The breast cancer coalition's Visco recalls first meeting Clinton just before her husband was elected president in October 1992. She was struck by how much Clinton cared about the issue of breast cancer and how much she knew about policy relating to the disease. With the first lady's support, the coalition succeeded in persuading Congress to increase federal funding for breast cancer research from $100 million a year to more than $400 million, with some of that funding going to the Defense Department.
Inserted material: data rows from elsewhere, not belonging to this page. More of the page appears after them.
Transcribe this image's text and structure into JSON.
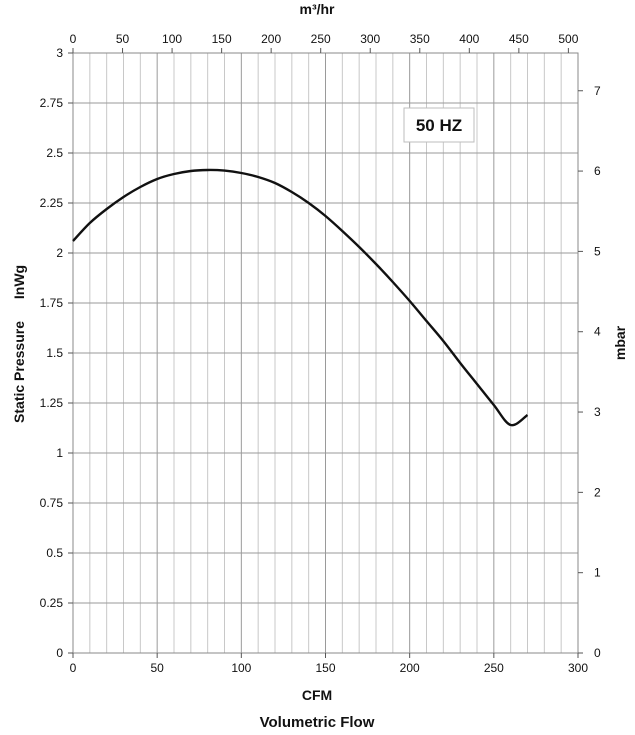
{
  "chart_data": {
    "type": "line",
    "title": "Volumetric Flow",
    "xlabel": "CFM",
    "x2label": "m³/hr",
    "ylabel": "Static Pressure",
    "ylabel_unit": "InWg",
    "y2label": "mbar",
    "annotation": "50 HZ",
    "xlim": [
      0,
      300
    ],
    "ylim": [
      0,
      3
    ],
    "x2lim": [
      0,
      509.7
    ],
    "y2lim": [
      0,
      7.47
    ],
    "grid": true,
    "x_ticks": [
      "0",
      "50",
      "100",
      "150",
      "200",
      "250",
      "300"
    ],
    "y_ticks": [
      "0",
      "0.25",
      "0.5",
      "0.75",
      "1",
      "1.25",
      "1.5",
      "1.75",
      "2",
      "2.25",
      "2.5",
      "2.75",
      "3"
    ],
    "x2_ticks": [
      "0",
      "50",
      "100",
      "150",
      "200",
      "250",
      "300",
      "350",
      "400",
      "450",
      "500"
    ],
    "y2_ticks": [
      "0",
      "1",
      "2",
      "3",
      "4",
      "5",
      "6",
      "7"
    ],
    "series": [
      {
        "x": [
          0,
          10,
          20,
          30,
          40,
          50,
          60,
          70,
          80,
          90,
          100,
          110,
          120,
          130,
          140,
          150,
          160,
          170,
          180,
          190,
          200,
          210,
          220,
          230,
          240,
          250,
          260,
          270
        ],
        "y": [
          2.06,
          2.15,
          2.22,
          2.28,
          2.33,
          2.37,
          2.395,
          2.41,
          2.415,
          2.412,
          2.4,
          2.38,
          2.35,
          2.305,
          2.25,
          2.185,
          2.11,
          2.03,
          1.945,
          1.855,
          1.76,
          1.66,
          1.56,
          1.45,
          1.345,
          1.24,
          1.14,
          1.19
        ]
      }
    ]
  }
}
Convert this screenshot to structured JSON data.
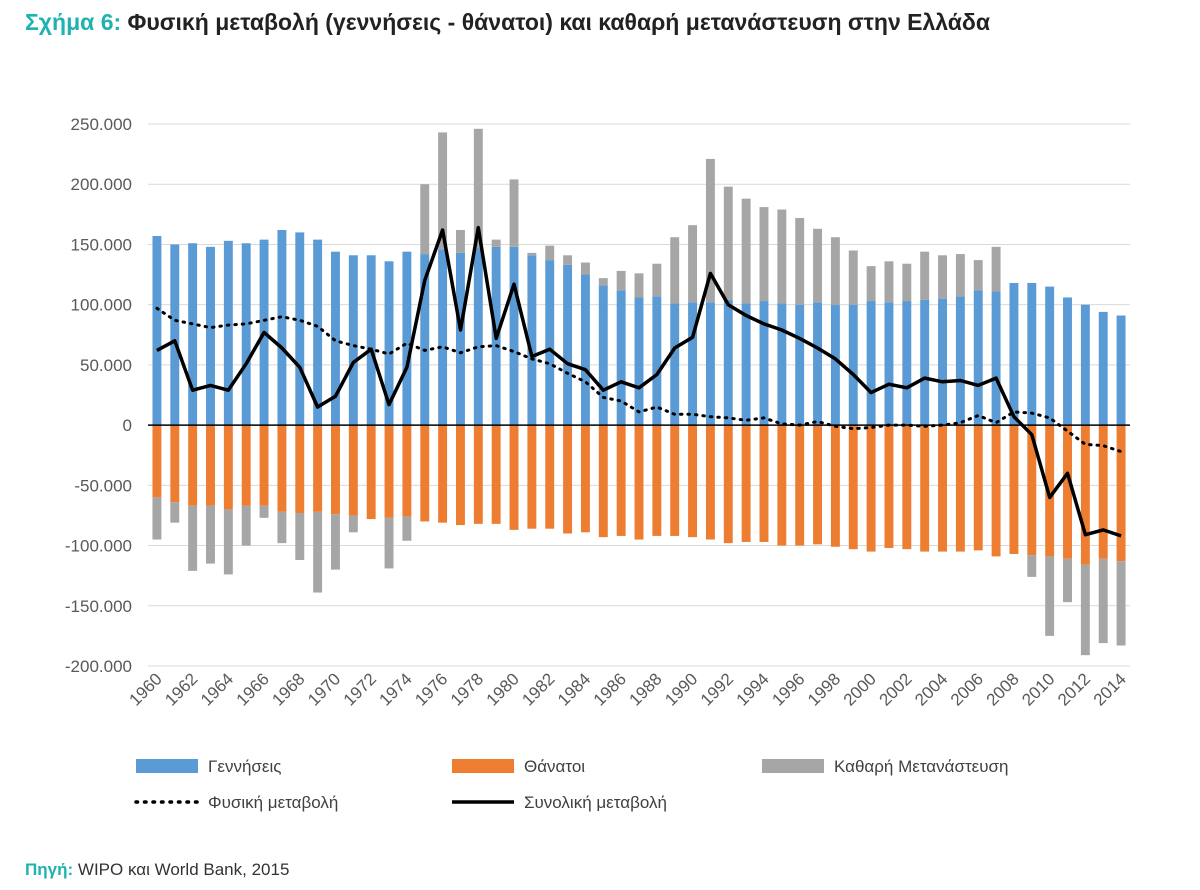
{
  "figure": {
    "label": "Σχήμα 6:",
    "title": "Φυσική μεταβολή (γεννήσεις - θάνατοι) και καθαρή μετανάστευση στην Ελλάδα",
    "source_label": "Πηγή:",
    "source_text": "WIPO και World Bank, 2015"
  },
  "chart_data": {
    "type": "bar",
    "title": "Φυσική μεταβολή (γεννήσεις - θάνατοι) και καθαρή μετανάστευση στην Ελλάδα",
    "xlabel": "",
    "ylabel": "",
    "ylim": [
      -200000,
      250000
    ],
    "yticks": [
      250000,
      200000,
      150000,
      100000,
      50000,
      0,
      -50000,
      -100000,
      -150000,
      -200000
    ],
    "ytick_labels": [
      "250.000",
      "200.000",
      "150.000",
      "100.000",
      "50.000",
      "0",
      "-50.000",
      "-100.000",
      "-150.000",
      "-200.000"
    ],
    "grid": true,
    "legend_position": "bottom",
    "x": [
      1960,
      1961,
      1962,
      1963,
      1964,
      1965,
      1966,
      1967,
      1968,
      1969,
      1970,
      1971,
      1972,
      1973,
      1974,
      1975,
      1976,
      1977,
      1978,
      1979,
      1980,
      1981,
      1982,
      1983,
      1984,
      1985,
      1986,
      1987,
      1988,
      1989,
      1990,
      1991,
      1992,
      1993,
      1994,
      1995,
      1996,
      1997,
      1998,
      1999,
      2000,
      2001,
      2002,
      2003,
      2004,
      2005,
      2006,
      2007,
      2008,
      2009,
      2010,
      2011,
      2012,
      2013,
      2014
    ],
    "x_tick_labels": [
      "1960",
      "1962",
      "1964",
      "1966",
      "1968",
      "1970",
      "1972",
      "1974",
      "1976",
      "1978",
      "1980",
      "1982",
      "1984",
      "1986",
      "1988",
      "1990",
      "1992",
      "1994",
      "1996",
      "1998",
      "2000",
      "2002",
      "2004",
      "2006",
      "2008",
      "2010",
      "2012",
      "2014"
    ],
    "series": [
      {
        "name": "Γεννήσεις",
        "kind": "bar",
        "color": "#5b9bd5",
        "values": [
          157000,
          150000,
          151000,
          148000,
          153000,
          151000,
          154000,
          162000,
          160000,
          154000,
          144000,
          141000,
          141000,
          136000,
          144000,
          142000,
          146000,
          143000,
          147000,
          148000,
          148000,
          141000,
          137000,
          133000,
          125000,
          116000,
          112000,
          106000,
          107000,
          101000,
          102000,
          102000,
          104000,
          101000,
          103000,
          101000,
          100000,
          102000,
          100000,
          100000,
          103000,
          102000,
          103000,
          104000,
          105000,
          107000,
          112000,
          111000,
          118000,
          118000,
          115000,
          106000,
          100000,
          94000,
          91000
        ]
      },
      {
        "name": "Θάνατοι",
        "kind": "bar",
        "color": "#ed7d31",
        "values": [
          -60000,
          -64000,
          -67000,
          -67000,
          -70000,
          -67000,
          -67000,
          -72000,
          -73000,
          -72000,
          -74000,
          -75000,
          -78000,
          -77000,
          -76000,
          -80000,
          -81000,
          -83000,
          -82000,
          -82000,
          -87000,
          -86000,
          -86000,
          -90000,
          -89000,
          -93000,
          -92000,
          -95000,
          -92000,
          -92000,
          -93000,
          -95000,
          -98000,
          -97000,
          -97000,
          -100000,
          -100000,
          -99000,
          -101000,
          -103000,
          -105000,
          -102000,
          -103000,
          -105000,
          -105000,
          -105000,
          -104000,
          -109000,
          -107000,
          -108000,
          -109000,
          -111000,
          -116000,
          -111000,
          -113000
        ]
      },
      {
        "name": "Καθαρή Μετανάστευση",
        "kind": "bar",
        "color": "#a6a6a6",
        "values": [
          -35000,
          -17000,
          -54000,
          -48000,
          -54000,
          -33000,
          -10000,
          -26000,
          -39000,
          -67000,
          -46000,
          -14000,
          0,
          -42000,
          -20000,
          58000,
          97000,
          19000,
          99000,
          6000,
          56000,
          2000,
          12000,
          8000,
          10000,
          6000,
          16000,
          20000,
          27000,
          55000,
          64000,
          119000,
          94000,
          87000,
          78000,
          78000,
          72000,
          61000,
          56000,
          45000,
          29000,
          34000,
          31000,
          40000,
          36000,
          35000,
          25000,
          37000,
          0,
          -18000,
          -66000,
          -36000,
          -75000,
          -70000,
          -70000
        ]
      },
      {
        "name": "Φυσική μεταβολή",
        "kind": "line",
        "style": "dotted",
        "color": "#000000",
        "values": [
          97000,
          87000,
          84000,
          81000,
          83000,
          84000,
          87000,
          90000,
          87000,
          82000,
          70000,
          66000,
          63000,
          59000,
          68000,
          62000,
          65000,
          60000,
          65000,
          66000,
          61000,
          55000,
          51000,
          43000,
          36000,
          23000,
          20000,
          11000,
          15000,
          9000,
          9000,
          7000,
          6000,
          4000,
          6000,
          1000,
          0,
          3000,
          -1000,
          -3000,
          -2000,
          0,
          0,
          -1000,
          0,
          2000,
          8000,
          2000,
          11000,
          10000,
          6000,
          -5000,
          -16000,
          -17000,
          -22000
        ]
      },
      {
        "name": "Συνολική μεταβολή",
        "kind": "line",
        "style": "solid",
        "color": "#000000",
        "values": [
          62000,
          70000,
          29000,
          33000,
          29000,
          51000,
          77000,
          64000,
          48000,
          15000,
          24000,
          52000,
          63000,
          17000,
          48000,
          120000,
          162000,
          79000,
          164000,
          72000,
          117000,
          57000,
          63000,
          51000,
          46000,
          29000,
          36000,
          31000,
          42000,
          64000,
          73000,
          126000,
          100000,
          91000,
          84000,
          79000,
          72000,
          64000,
          55000,
          42000,
          27000,
          34000,
          31000,
          39000,
          36000,
          37000,
          33000,
          39000,
          7000,
          -8000,
          -60000,
          -40000,
          -91000,
          -87000,
          -92000
        ]
      }
    ]
  }
}
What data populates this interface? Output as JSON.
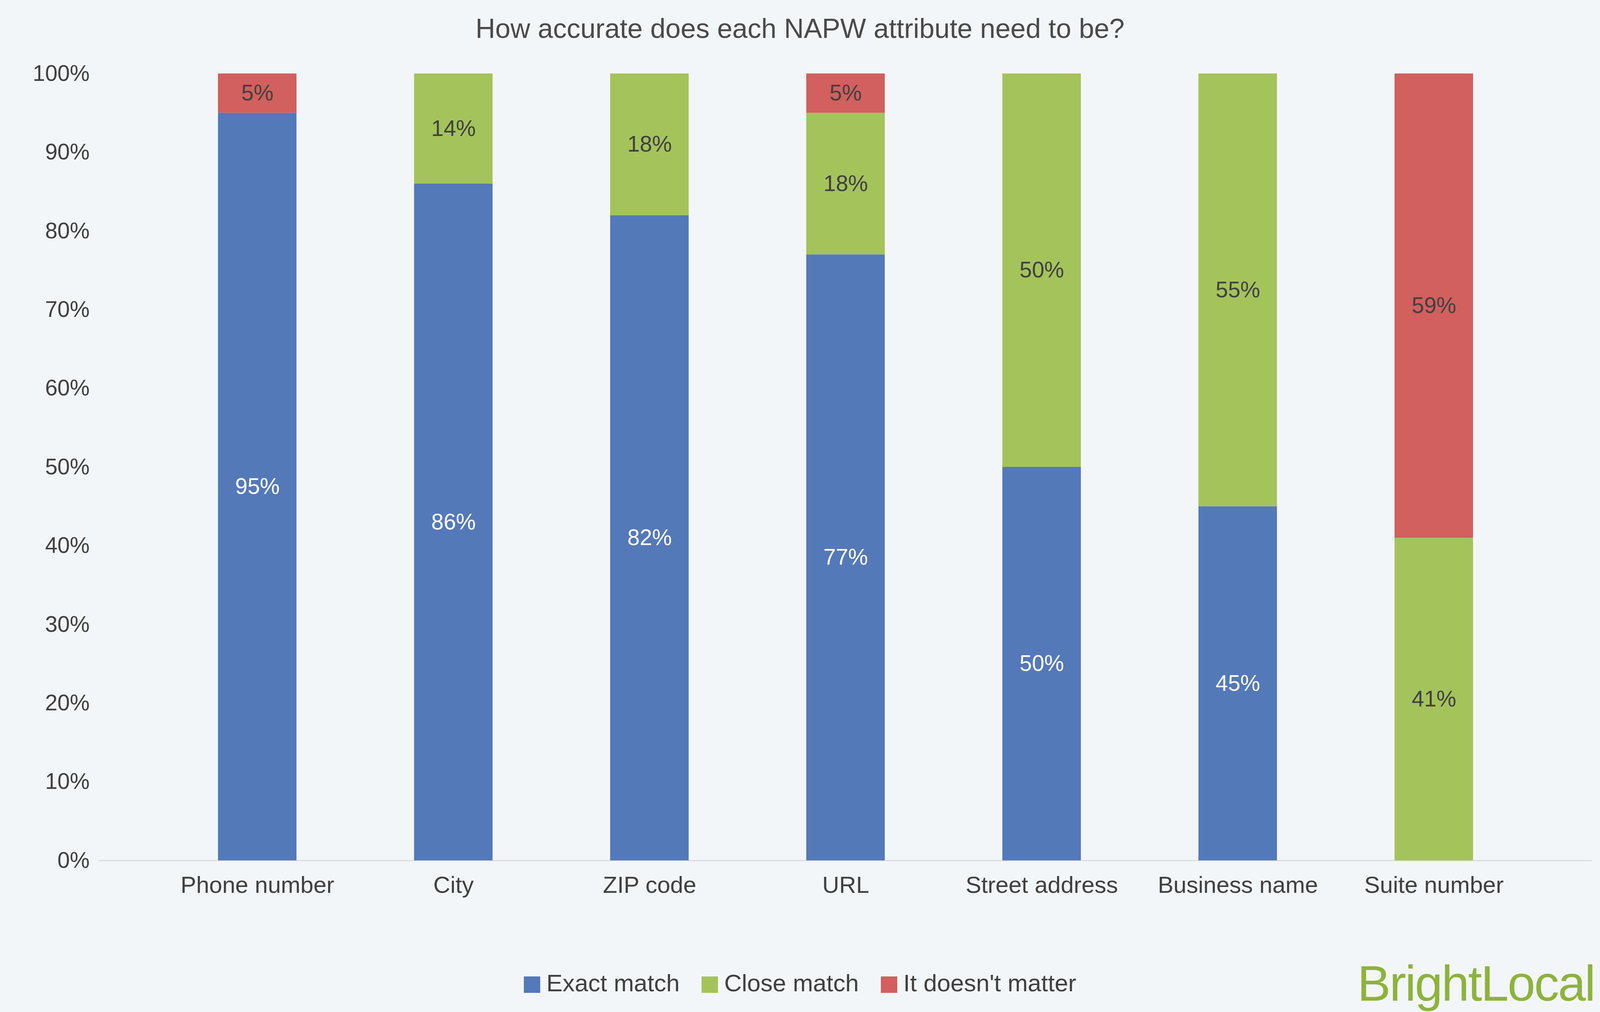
{
  "chart_data": {
    "type": "bar",
    "title": "How accurate does each NAPW attribute need to be?",
    "caption": "BrightLocal",
    "categories": [
      "Phone number",
      "City",
      "ZIP code",
      "URL",
      "Street address",
      "Business name",
      "Suite number"
    ],
    "series": [
      {
        "name": "Exact match",
        "color": "#5479b9",
        "values": [
          95,
          86,
          82,
          77,
          50,
          45,
          null
        ],
        "value_labels": [
          "95%",
          "86%",
          "82%",
          "77%",
          "50%",
          "45%",
          null
        ]
      },
      {
        "name": "Close match",
        "color": "#a5c35b",
        "values": [
          null,
          14,
          18,
          18,
          50,
          55,
          41
        ],
        "value_labels": [
          null,
          "14%",
          "18%",
          "18%",
          "50%",
          "55%",
          "41%"
        ]
      },
      {
        "name": "It doesn't matter",
        "color": "#d1605e",
        "values": [
          5,
          null,
          null,
          5,
          null,
          null,
          59
        ],
        "value_labels": [
          "5%",
          null,
          null,
          "5%",
          null,
          null,
          "59%"
        ]
      }
    ],
    "ylim": [
      0,
      100
    ],
    "yticks": [
      {
        "value": 0,
        "label": "0%"
      },
      {
        "value": 10,
        "label": "10%"
      },
      {
        "value": 20,
        "label": "20%"
      },
      {
        "value": 30,
        "label": "30%"
      },
      {
        "value": 40,
        "label": "40%"
      },
      {
        "value": 50,
        "label": "50%"
      },
      {
        "value": 60,
        "label": "60%"
      },
      {
        "value": 70,
        "label": "70%"
      },
      {
        "value": 80,
        "label": "80%"
      },
      {
        "value": 90,
        "label": "90%"
      },
      {
        "value": 100,
        "label": "100%"
      }
    ],
    "stacked": true,
    "data_labels": true,
    "grid": false,
    "legend": "bottom"
  }
}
But the Pentagon didn't want to spend money on the breast cancer research program. “So we went to Hillary Clinton, and she went to the president and made it happen,” Visco said. “She was our ally from Day 1. I've never known her to be cautious when it came to doing the right thing.”
Tanden particularly debunks the criticism from Sanders and his supporters that Clinton has kowtowed to powerful industry groups. “I find that so ridiculous,” she says, pointing to Clinton's losing battle with the health insurance industry in 1993-1994 to pass comprehensive healthcare reform. “She wasn't worried about sacred cows in insurance. They spent a ton of money against her.”
“She always tries to think about what's best for families,” Tanden continues. “She's been a fearless advocate for taking on special interests (when they are) in direct conflict with families. She thinks about these things in terms of the difference it makes in someone's life.”
It remains to be seen if Clinton can make her case to voters as compellingly as Tanden and Visco make it. The candidate herself is painfully aware of her shortcomings as a communicator. “I am not a natural politician, in case you haven't noticed, like my husband or President Obama,” she said in the March debate. “I just have to do the best I can” and “hope that people see that I am fighting for them.”